There are two ways to store text data in pandas:

  1. object -dtype NumPy array.
  2. StringDtype extension type.

We recommend using StringDtype to store text data.

Prior to pandas 1.0, object dtype was the only option. This was unfortunate for many reasons:

  1. You can accidentally store a mixture of strings and non-strings in an object dtype array. It’s better to have a dedicated dtype.
  2. object dtype breaks dtype-specific operations like DataFrame.select_dtypes(). There isn’t a clear way to select just text while excluding non-text but still object-dtype columns.
  3. When reading code, the contents of an object dtype array is less clear than 'string'.

And also this:

Before v.0.25.0, the .str-accessor did only the most rudimentary type checks.
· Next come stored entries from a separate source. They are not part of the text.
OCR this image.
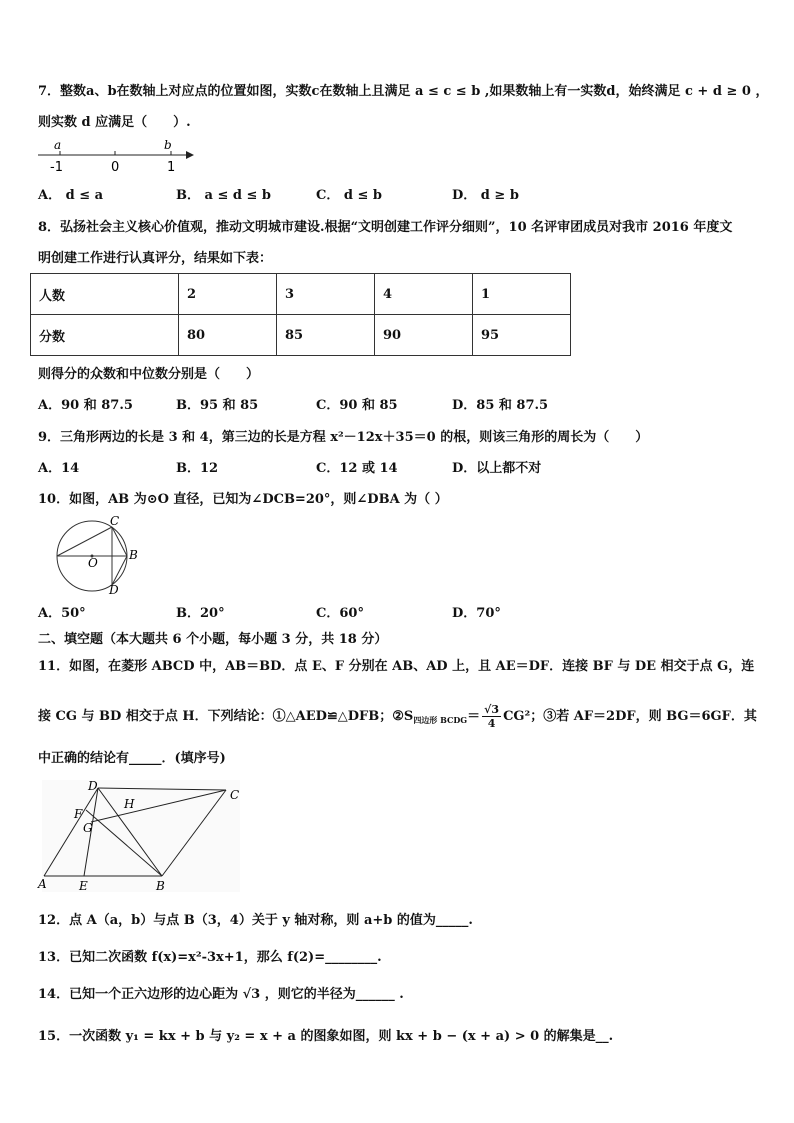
7．整数a、b在数轴上对应点的位置如图，实数c在数轴上且满足 a ≤ c ≤ b ,如果数轴上有一实数d，始终满足 c + d ≥ 0 ，
则实数 d 应满足（　　）.
a	b
-1	0	1
A． d ≤ a	B． a ≤ d ≤ b	C． d ≤ b	D． d ≥ b
8．弘扬社会主义核心价值观，推动文明城市建设.根据“文明创建工作评分细则”，10 名评审团成员对我市 2016 年度文
明创建工作进行认真评分，结果如下表：
人数	2	3	4	1
分数	80	85	90	95
则得分的众数和中位数分别是（　　）
A．90 和 87.5	B．95 和 85	C．90 和 85	D．85 和 87.5
9．三角形两边的长是 3 和 4，第三边的长是方程 x²－12x＋35＝0 的根，则该三角形的周长为（　　）
A．14	B．12	C．12 或 14	D．以上都不对
10．如图，AB 为⊙O 直径，已知为∠DCB=20°，则∠DBA 为（ ）
C
O
B
D
A．50°	B．20°	C．60°	D．70°
二、填空题（本大题共 6 个小题，每小题 3 分，共 18 分）
11．如图，在菱形 ABCD 中，AB＝BD．点 E、F 分别在 AB、AD 上，且 AE＝DF．连接 BF 与 DE 相交于点 G，连
接 CG 与 BD 相交于点 H．下列结论：①△AED≌△DFB；$②S_{四边形 BCDG}= \frac{√3}{4} CG^2$；③若 AF＝2DF，则 BG＝6GF．其
中正确的结论有_____．(填序号)
D
H
C
F
G
A	E	B
12．点 A（a，b）与点 B（3，4）关于 y 轴对称，则 a+b 的值为_____.
13．已知二次函数 f(x)=x²-3x+1，那么 f(2)=________.
14．已知一个正六边形的边心距为 √3 ，则它的半径为______ .
15．一次函数 y₁ = kx + b 与 y₂ = x + a 的图象如图，则 kx + b − (x + a) > 0 的解集是__.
Starting with v.0.25.0, the type of the Series is inferred and the allowed types (i.e. strings) are enforced more rigorously.

Generally speaking, the .str accessor is intended to work only on strings. With very few exceptions, other uses are not supported, and may be disabled at a later point.

When we call str[0], I believe it’s a shorthand for str.get(0).

If you read the documentation for str.get, you’ll see that it specifies explicitly that it works for lists:


Extract element from each component at specified position.

Extract element from lists, tuples, or strings in each element in the Series/Index.